Moving Insurance

One of the biggest mistakes we make when we move is to underestimate the insurance coverage offered by most movers. Often we check that the company offers insurance and then assume it will cover us for all eventualities and forget about it. This can cause a lot of problems.

Whilst most moves are smooth and trouble-free, accidents and damage to our property can be a real headache. Insurance cover is therefore a vital part of the moving process. Without it you risk losing or damaging your possessions with no recourse to compensation. You have two ways of ensuring adequate cover – you don’t have to choose one over the other and may opt to utilize both:

  1. Talk to your current home insurers and ask them if your existing policies cover you during the move. If they do then check if there are any exclusions etc., and, if you don’t have cover for the move in writing, ask if they will provide you with a copy. If your insurer won’t cover you under your existing agreement or you are worried that the cover is inadequate ask if you can pay a premium for special short-term cover.
  2. Talk to your movers before you agree to move with them. Ask them to explain their insurance cover, limits, exclusions and so on and take care to read any policy documents they provide. You should NEVER choose a moving company that does not offer insurance.

Individual moving companies and home insurers will offer varying degrees of insurance cover and claims levels and you’ll only really find out how this applies to you by reading the small print of your contract information and by talking to the company about it in depth. In most cases you’ll be expected to know how much cover you need and to provide a list of valuable items (you may have to pay extra for these depending on their value). Some insurers will not include certain types of valuables as standard within their policy – they may be willing to insure these items but you will most likely have to pay a premium. Remember that many moving companies won’t allow you to claim for damage in transit if they didn’t pack your goods themselves. So, unless you can prove that it was their fault, their insurers simply won’t pay out if something goes wrong. It’s vital therefore to make sure you assess their liability in the event of a claim.

It’s also worthwhile checking to see if your moving company’s policy includes damage to your premises. The majority of movers are experienced and careful but accidents can happen to your homes as they remove and move furniture etc. Most companies will offer cover for this eventuality – do be aware that if a mover does cause damage to your home on the day of a move you will need to tell them about it immediately (or as soon as you notice it). In all moving insurance policies you’ll likely find that there is a specific time-limit for claims. If you discover damage outside of this limit you won’t be able to make a claim. Again, check the terms and conditions for actual regulations on this.

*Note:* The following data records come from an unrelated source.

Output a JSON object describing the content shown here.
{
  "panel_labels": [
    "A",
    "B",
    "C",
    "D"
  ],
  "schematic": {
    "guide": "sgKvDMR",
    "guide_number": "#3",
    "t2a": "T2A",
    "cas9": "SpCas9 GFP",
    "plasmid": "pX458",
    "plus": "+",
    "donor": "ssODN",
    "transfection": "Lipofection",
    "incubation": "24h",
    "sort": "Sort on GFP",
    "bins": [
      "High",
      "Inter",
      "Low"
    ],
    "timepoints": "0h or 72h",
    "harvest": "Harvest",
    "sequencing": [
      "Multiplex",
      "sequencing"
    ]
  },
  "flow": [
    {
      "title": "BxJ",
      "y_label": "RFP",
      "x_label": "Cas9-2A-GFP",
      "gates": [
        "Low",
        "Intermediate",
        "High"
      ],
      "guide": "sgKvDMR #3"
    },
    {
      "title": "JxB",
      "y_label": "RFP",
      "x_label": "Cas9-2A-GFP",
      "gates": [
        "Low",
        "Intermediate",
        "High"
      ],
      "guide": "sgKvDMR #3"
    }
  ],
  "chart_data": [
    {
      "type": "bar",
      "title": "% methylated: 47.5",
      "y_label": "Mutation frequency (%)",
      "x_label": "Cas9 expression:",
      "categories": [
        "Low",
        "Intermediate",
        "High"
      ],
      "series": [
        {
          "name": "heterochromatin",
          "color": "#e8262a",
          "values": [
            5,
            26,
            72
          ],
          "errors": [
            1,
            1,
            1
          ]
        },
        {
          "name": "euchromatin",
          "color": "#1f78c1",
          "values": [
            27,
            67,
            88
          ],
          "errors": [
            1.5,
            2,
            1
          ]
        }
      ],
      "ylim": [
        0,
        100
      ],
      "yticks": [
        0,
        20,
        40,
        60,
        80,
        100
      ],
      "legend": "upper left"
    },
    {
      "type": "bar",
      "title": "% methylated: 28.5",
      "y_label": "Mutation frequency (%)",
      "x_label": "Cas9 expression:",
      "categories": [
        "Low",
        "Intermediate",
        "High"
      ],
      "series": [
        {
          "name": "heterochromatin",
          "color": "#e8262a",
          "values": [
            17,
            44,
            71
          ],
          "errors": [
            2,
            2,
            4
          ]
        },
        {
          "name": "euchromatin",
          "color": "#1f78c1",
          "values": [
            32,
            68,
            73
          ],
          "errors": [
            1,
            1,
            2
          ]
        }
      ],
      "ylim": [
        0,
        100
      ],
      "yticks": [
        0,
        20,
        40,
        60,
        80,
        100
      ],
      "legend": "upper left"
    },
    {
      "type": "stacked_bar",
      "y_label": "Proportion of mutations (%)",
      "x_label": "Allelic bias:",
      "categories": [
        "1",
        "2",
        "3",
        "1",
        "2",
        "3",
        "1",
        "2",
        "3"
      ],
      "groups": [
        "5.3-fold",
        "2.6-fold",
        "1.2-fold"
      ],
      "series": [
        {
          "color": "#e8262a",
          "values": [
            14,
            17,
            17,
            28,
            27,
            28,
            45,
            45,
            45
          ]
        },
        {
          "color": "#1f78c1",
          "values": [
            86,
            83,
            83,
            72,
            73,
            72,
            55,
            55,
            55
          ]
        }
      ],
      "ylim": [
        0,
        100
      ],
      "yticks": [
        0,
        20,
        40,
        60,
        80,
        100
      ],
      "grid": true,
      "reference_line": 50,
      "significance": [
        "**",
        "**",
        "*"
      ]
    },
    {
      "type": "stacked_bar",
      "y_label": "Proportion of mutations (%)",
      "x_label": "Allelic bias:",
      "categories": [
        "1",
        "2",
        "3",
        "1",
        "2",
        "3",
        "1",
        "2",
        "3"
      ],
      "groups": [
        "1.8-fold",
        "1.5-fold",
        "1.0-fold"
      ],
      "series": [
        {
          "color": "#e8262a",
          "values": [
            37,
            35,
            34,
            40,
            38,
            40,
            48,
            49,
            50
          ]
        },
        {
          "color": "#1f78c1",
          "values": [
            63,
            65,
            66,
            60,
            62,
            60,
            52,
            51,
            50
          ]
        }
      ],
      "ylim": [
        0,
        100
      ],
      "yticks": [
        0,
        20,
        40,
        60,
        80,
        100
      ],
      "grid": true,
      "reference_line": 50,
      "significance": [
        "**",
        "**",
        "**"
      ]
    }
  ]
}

You may come across various types of moving insurance cover. Primary types include:

  1. No charge for the actual insurance cover as it is included in the moving quote. In this case you may only be able to claim back a percentage of the value of your goods if you experience damage/loss.
  2. You buy a policy and pay according to the weight of your goods (generally this works by the pound). This type of policy is often limited by depreciated value so you may not get back what you paid for an item but an estimate of current worth. This is often termed ‘like for like’ cover.
  3. You pay extra to cover value instead of just weight. In this case you may have to declare the value of your insured goods to the insurer/mover.
  4. You pay for a full value policy, which will give you current market value in the event of problems. This is often termed ‘new for old’. This can be in the form of repair, replacement or a payment.

Some movers will ask you for a ‘guestimate’ of the total value of your goods. Although this is hard to get right, it’s essential to be as close as possible to get the best levels of protection. If you have a lot of really valuable items to move, be prepared to have to produce a list of them, with assessments and perhaps even photos before you can have cover. You’ll find that many movers’ insurance policies are calculated on a percentage of the removal cost rather than on the value of your goods. This may not be enough for your needs and most will recommend you then to pay a premium for extra cover. You need to check the maximum premium that they will allow for one item and also how much of the claim you will lose if you need to claim on the policy.

For many of us the basic insurance policy of our chosen moving company will be enough. We need to pay particular attention, however, if we are planning a long-distance or international move. If you are moving internationally especially it’s essential to have full cover. Your goods may be passing borders and may be subject to custom checks and so on. With these moves you’ll have to factor in increased possibilities of accidents, theft, loss, damage and so on. It makes sense here to go with a moving company that is well experienced in these types of moves for best advice and cover. If your goods may be in storage for periods during your moving process then you also need to check the insurance cover for the storage facilities.

The best way to assess moving insurance policies is to read the small print carefully. Look for exclusions – i.e. clauses that mean that you are not covered by insurance or that will not pay out in certain circumstances. This will give you the clearest idea of the extras you might need, how comprehensive the policy is and the things you might need to look out for. For example, many movers have a ‘pairs’ or ‘set’ clause. This means that if a part of a set of goods is damaged like a dining room chair or a piece of a dinner service the insurers will agree to pay for the damaged item. However they will not pay to replace the whole set if there is no other damage to it even if you cannot find a matching piece. So, if you have a set of four dining room chairs and your movers break one in transit, they’ll pay for a replacement for that chair. However, if you cannot find a replacement that matches your set you’ll no longer have a matching set and they will not pay to replace all four.